Le Tuan Binh keeps his Moroccan soldier father’s tombstone at his village home north of Hanoi, a treasured reminder of a man whose community in Vietnam has been largely forgotten.
Mzid Ben Ali, or “Mohammed” as Binh calls him, was one of tens of thousands of North Africans who served in the French army as it battled to maintain its colonial rule of Indochina.
He fought for France against the Viet Minh independence movement in the 1950s, before leaving the military — as either a defector or a captive — and making a life for himself in Vietnam.
Photo: AFP
“It’s very emotional for me,” said Binh, 64, holding the tombstone.
There was no funeral when his father died in 1968, as the war with the US was in full swing, and his body has since disappeared, but Binh has kept the stone slab, engraved with his father’s nationality: “Moroccan.”

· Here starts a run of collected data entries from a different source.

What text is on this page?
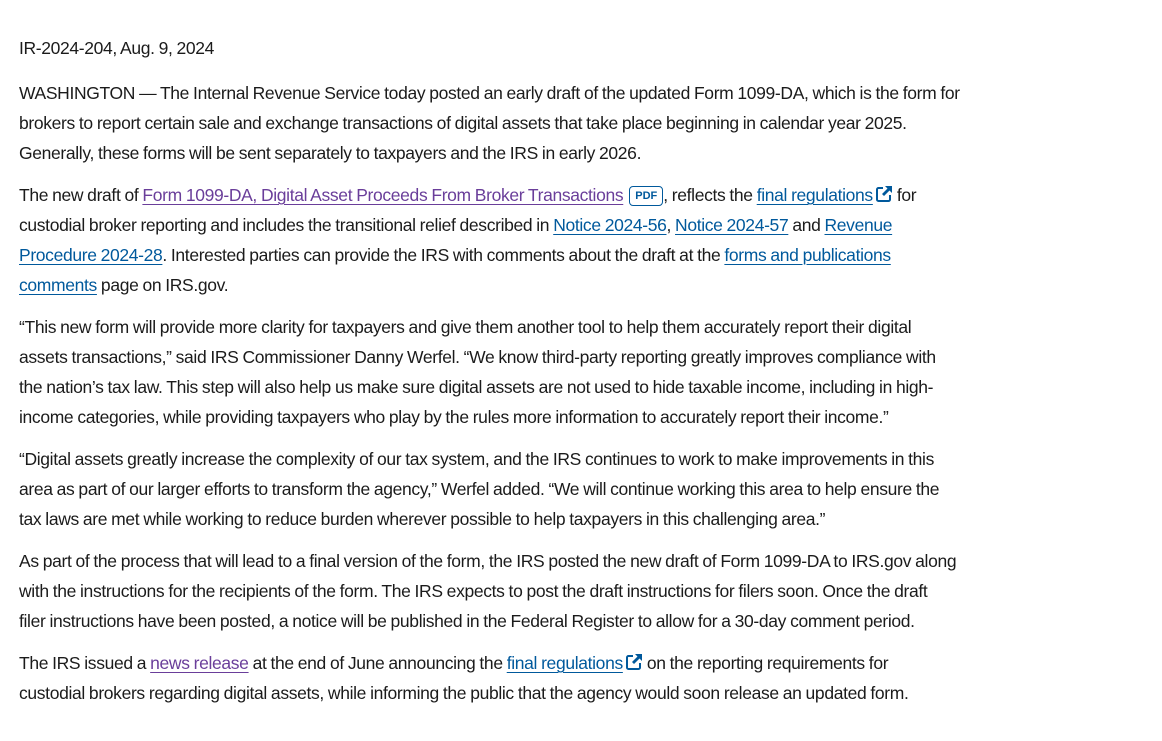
IR-2024-204, Aug. 9, 2024

WASHINGTON — The Internal Revenue Service today posted an early draft of the updated Form 1099-DA, which is the form for
brokers to report certain sale and exchange transactions of digital assets that take place beginning in calendar year 2025.
Generally, these forms will be sent separately to taxpayers and the IRS in early 2026.

The new draft of Form 1099-DA, Digital Asset Proceeds From Broker Transactions PDF , reflects the final regulations for
custodial broker reporting and includes the transitional relief described in Notice 2024-56, Notice 2024-57 and Revenue
Procedure 2024-28. Interested parties can provide the IRS with comments about the draft at the forms and publications
comments page on IRS.gov.

“This new form will provide more clarity for taxpayers and give them another tool to help them accurately report their digital
assets transactions,” said IRS Commissioner Danny Werfel. “We know third-party reporting greatly improves compliance with
the nation’s tax law. This step will also help us make sure digital assets are not used to hide taxable income, including in high-
income categories, while providing taxpayers who play by the rules more information to accurately report their income.”

“Digital assets greatly increase the complexity of our tax system, and the IRS continues to work to make improvements in this
area as part of our larger efforts to transform the agency,” Werfel added. “We will continue working this area to help ensure the
tax laws are met while working to reduce burden wherever possible to help taxpayers in this challenging area.”

As part of the process that will lead to a final version of the form, the IRS posted the new draft of Form 1099-DA to IRS.gov along
with the instructions for the recipients of the form. The IRS expects to post the draft instructions for filers soon. Once the draft
filer instructions have been posted, a notice will be published in the Federal Register to allow for a 30-day comment period.

The IRS issued a news release at the end of June announcing the final regulations on the reporting requirements for
custodial brokers regarding digital assets, while informing the public that the agency would soon release an updated form.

From 1947 to 1954, more than 120,000 North Africans served in the French army in Indochina. Half were from Morocco — which was then a protectorate of France — and of those, about 150 remained in Vietnam after the armistice in 1954, either as defectors or prisoners, including Binh’s father. His story offers a little-known perspective on the First Indochina War as Vietnam and France prepare to commemorate the 70th anniversary of the Battle of Dien Bien Phu on May 7.
The bloody eight-week struggle in the country’s northwestern hills — won decisively by the Viet Minh — was the climactic confrontation that ultimately brought an end to the French empire in Indochina.
In France, “the history of heroism at Dien Bien Phu was for a long time the preserve of white people, who represented the majority of commanders,” said Pierre Journoud, professor of contemporary history at Paul Valery-Montpellier University.
“But after 1947, the war effort relied on colonial riflemen, and they represented the majority of troops,” he said. “We’ve lost part of their story.”
At his home in the northern province of Phu Tho, 80km northwest of Hanoi, Binh makes a pot of black tea spiked with mint leaves from his garden — “Moroccan style, but without the sugar,” he jokes.
In the village, he is nicknamed “the foreigner,” but those close to him call him Ali, the name given to him by his father. The war with the US and economic development have dispersed the Moroccan-Vietnamese families who lived in the country several decades ago.
Some returned to Morocco in the 1970s, but Binh wanted to stay with his Vietnamese mother and two brothers, Boujamaa and Abdallah.
Vietnamese propaganda presented foreign deserters as pioneers in the struggle of oppressed peoples against imperialism, but French researchers say that their motives were usually linked to better pay or fear of punishment for misconduct.
After 1954, Hanoi said about 300 “African and European surrendered soldiers” settled in a farming village in the Ba Vi district, about 50km from Hanoi.
It was in Ba Vi that Binh’s father met his Vietnamese wife and Binh was born in 1959. The farm was dismantled in the 1970s, during the tumult of the war against the US, but today, a Moorish-inspired gateway remains, built by Moroccan workers as a tribute to their country of origin.
The monument stands in the garden of a family that welcomes a handful of visitors every month, and who have ensured its survival over the years.
Binh has struggled for recognition of his past for many years. In 2016, he finally obtained a Moroccan passport, as did his two children, born to a Vietnamese mother, under a surname chosen by the embassy: El Mekki.
His daughter Leila, aged 36, now lives in Casablanca, but Binh has never set foot in Morocco.
“Now I’m too old. I gave the opportunity to my daughter,” he said. “I’m happy now that some of my dreams have come true.”